题目传送门
https://lydsy.com/JudgeOnline/problem.php?id=4710
题解
本来想去找一个二项式反演的题的,结果被 https://www.cnblogs.com/GXZlegend/p/11407185.html 骗了,给的最后一道题是一个基础容斥的题。
(不过反演的本质就是容斥呢,如果二项式反演的 \(g(n)\) 的 \(n\) 是 \(0\) 的话也就跟最常见的容斥差不多了)
考虑如果钦定有 \(k\) 个同学没有拿到特产,那么特产中剩下的同学就可以随便分了。对于第 \(i\) 个特产,划分给 \(n-k\) 个同学的方案数显然就是插板法一下就没了,\(\binom {a_i+n-k-1}{n-k-1}\)。
然后容斥上一下就可以了。最后答案就是
\[
\sum_{i=0}^n(-1)^i\binom ni \prod_{j=1}^m \binom{a_j+n-i-1}{n-i-1}
\]
#include<bits/stdc++.h>
#define fec(i, x, y) (int i = head[x], y = g[i].to; i; i = g[i].ne, y = g[i].to)
#define dbg(...) fprintf(stderr, __VA_ARGS__)
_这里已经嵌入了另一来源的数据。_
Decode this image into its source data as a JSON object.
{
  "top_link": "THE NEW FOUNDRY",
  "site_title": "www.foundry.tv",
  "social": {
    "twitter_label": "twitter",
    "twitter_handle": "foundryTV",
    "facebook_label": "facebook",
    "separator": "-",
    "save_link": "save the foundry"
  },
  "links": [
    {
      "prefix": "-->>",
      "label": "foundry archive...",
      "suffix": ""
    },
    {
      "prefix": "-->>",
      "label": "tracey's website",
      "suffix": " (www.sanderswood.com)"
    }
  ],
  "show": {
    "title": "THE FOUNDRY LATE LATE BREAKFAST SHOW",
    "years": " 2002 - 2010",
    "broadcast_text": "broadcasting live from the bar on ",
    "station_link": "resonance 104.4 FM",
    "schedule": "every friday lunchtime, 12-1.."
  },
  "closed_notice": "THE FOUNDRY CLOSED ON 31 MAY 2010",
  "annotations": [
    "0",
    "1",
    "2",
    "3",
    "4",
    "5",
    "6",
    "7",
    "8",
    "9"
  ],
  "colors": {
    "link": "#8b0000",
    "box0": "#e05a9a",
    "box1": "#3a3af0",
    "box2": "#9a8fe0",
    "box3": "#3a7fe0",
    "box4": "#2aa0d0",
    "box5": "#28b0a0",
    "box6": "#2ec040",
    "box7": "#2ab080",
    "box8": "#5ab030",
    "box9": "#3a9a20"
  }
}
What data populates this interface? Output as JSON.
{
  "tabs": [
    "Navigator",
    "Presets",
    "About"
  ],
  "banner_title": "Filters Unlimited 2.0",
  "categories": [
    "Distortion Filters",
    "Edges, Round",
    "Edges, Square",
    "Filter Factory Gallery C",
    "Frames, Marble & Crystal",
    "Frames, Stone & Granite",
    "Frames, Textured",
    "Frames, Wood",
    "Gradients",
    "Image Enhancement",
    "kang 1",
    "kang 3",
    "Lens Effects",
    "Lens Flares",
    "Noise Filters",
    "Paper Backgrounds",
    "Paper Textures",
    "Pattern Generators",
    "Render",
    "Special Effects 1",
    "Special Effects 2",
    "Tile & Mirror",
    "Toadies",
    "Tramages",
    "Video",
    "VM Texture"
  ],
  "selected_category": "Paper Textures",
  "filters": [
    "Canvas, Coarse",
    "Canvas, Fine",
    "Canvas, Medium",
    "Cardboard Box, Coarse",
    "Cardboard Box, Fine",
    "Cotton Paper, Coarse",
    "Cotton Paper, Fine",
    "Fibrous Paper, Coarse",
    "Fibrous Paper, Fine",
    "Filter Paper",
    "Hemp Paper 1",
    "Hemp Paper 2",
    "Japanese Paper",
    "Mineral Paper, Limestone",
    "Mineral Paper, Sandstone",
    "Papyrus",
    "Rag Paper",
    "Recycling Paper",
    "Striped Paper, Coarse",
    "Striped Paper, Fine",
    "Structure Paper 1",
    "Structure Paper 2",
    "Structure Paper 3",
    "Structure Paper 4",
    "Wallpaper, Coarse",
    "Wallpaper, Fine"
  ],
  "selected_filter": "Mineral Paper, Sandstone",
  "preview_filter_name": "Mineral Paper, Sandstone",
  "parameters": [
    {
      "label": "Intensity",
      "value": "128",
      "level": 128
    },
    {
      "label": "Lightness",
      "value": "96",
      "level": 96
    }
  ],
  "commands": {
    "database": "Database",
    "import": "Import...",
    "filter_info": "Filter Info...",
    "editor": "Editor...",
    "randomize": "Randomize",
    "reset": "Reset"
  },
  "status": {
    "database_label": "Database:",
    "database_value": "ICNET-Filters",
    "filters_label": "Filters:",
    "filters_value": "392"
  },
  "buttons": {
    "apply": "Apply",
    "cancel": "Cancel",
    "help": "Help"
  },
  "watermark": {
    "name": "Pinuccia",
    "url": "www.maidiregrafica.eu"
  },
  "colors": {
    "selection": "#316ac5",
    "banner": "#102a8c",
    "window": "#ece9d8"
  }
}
#define File(x) freopen(#x".in", "r", stdin), freopen(#x".out", "w", stdout)
#define fi first
#define se second
#define pb push_back
template<typename A, typename B> inline char smax(A &a, const B &b) {return a < b ? a = b , 1 : 0;}
template<typename A, typename B> inline char smin(A &a, const B &b) {return b < a ? a = b , 1 : 0;}
typedef long long ll; typedef unsigned long long ull; typedef std::pair<int, int> pii;
template<typename I>
inline void read(I &x) {
int f = 0, c;
while (!isdigit(c = getchar())) c == '-' ? f = 1 : 0;
x = c & 15;
while (isdigit(c = getchar())) x = (x << 1) + (x << 3) + (c & 15);
f ? x = -x : 0;
}
const int N = 2000 + 7;
const int P = 1e9 + 7;
int n, m, mxa;
int a[N];
inline int smod(int x) { return x >= P ? x - P : x; }
inline void sadd(int &x, const int &y) { x += y; x >= P ? x -= P : x; }
inline int fpow(int x, int y) {
int ans = 1;
for (; y; y >>= 1, x = (ll)x * x % P) if (y & 1) ans = (ll)ans * x % P;
return ans;
}
int fac[N], inv[N], ifac[N];
inline void ycl(const int &n = ::n) {
fac[0] = 1; for (int i = 1; i <= n; ++i) fac[i] = (ll)fac[i - 1] * i % P;
inv[1] = 1; for (int i = 2; i <= n; ++i) inv[i] = (ll)(P - P / i) * inv[P % i] % P;
ifac[0] = 1; for (int i = 1; i <= n; ++i) ifac[i] = (ll)ifac[i - 1] * inv[i] % P;
}
inline int C(int x, int y) {
if (x < y) return 0;
return (ll)fac[x] * ifac[y] % P * ifac[x - y] % P;
}
inline void work() {
ycl(n + mxa);
int ans = 0;
for (int i = 0; i <= n; ++i) {
int f = C(n, i);
if (i & 1) f = P - f;
for (int j = 1; j <= m; ++j) f = (ll)f * C(a[j] + n - i - 1, n - i - 1) % P;
sadd(ans, f);
}
printf("%d\n", ans);
}
inline void init() {
read(n), read(m);
for (int i = 1; i <= m; ++i) read(a[i]), smax(mxa, a[i]);
}
int main() {
#ifdef hzhkk
freopen("hkk.in", "r", stdin);
#endif
init();
work();
fclose(stdin), fclose(stdout);
return 0;
}